CRMC Military Team Sendoff
“The hospitals are still very busy. The ICU’s, as you can see from the numbers, are still very full.” – Fresno County Emergency Medical Services Director Dan Lynch
Twenty Department of Defense team members that arrived at the end of December to help in critical care areas at Clovis Community Medical Center and Community Regional Medical Center were given a sendoff Friday. They had helped fill a large staffing void during a period when COVID-19 was surging after Thanksgiving.
Fresno Mayor Jerry Dyer issued a proclamation honoring the military team for its assistance during the pandemic.
Fresno county interim health officer Dr. Rais Vohra says he’s very happy to have had the help of the team during a dark period.
And, he said, the county is not going to let its collective guard down again in the event of a virus resurgence. “If we need them again, or if we need another set of resources again, we certainly won’t just sit idly by,” Vohra said.
Fresno County Emergency Medical Services Director Dan Lynch says he’s grateful that many front-line health care workers, emergency medical services, and paramedics have already received their second dose of COVID-19 vaccine. He says it’s comforting to know they’ll be more protected going forward.
Lynch says the state of California just sent Community Medical Centers 80 staff members to help backfill some of the positions the Defense Department team had filled.
“The hospitals are still very busy,” said Lynch. “The ICU’s, as you can see from the numbers, are still very full.”
There are currently 10 ICU beds in the county that are open. That’s four more beds available in just the past week.
“We’re basically getting ready for the next battle,” said Lynch. “Whether that comes, we don’t know. But we’re going to be ready for it.”
He noted that the months of January, February, and March are historically the times when hospitals face peak patient loads.
‘Under-Testing’ For Virus Mutations
Vohra says he’s asked the state to help the county start testing for the COVID-19 mutations that are already showing up in other parts of the state.
Newsom announced a new variant was just found in the state Wednesday morning. “We have the first reported cases of South African variants.
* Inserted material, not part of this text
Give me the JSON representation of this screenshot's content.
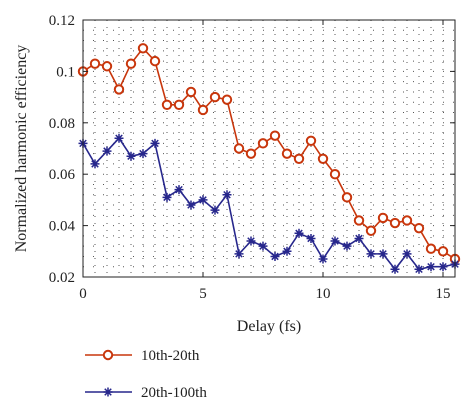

Two cases have been reported through Stanford, one in Alameda County and one in Santa Clara County,” the governor said during a news conference at the Fresno Fairgrounds.
In total, the state has fewer than 1,500 identified cases of different variants, the governor said.
There is a lack of local private labs that can genomically test for sequencing of COVID-19 variants, Vohra said.
“That does put us at a disadvantage compared to Northern and Southern California where larger, perhaps academic, medical centers or even private labs are offering that sequencing,” he said. “The state has a lot more work to do in terms of really tracking down meaningful statistics and epidemiology related to these variants.”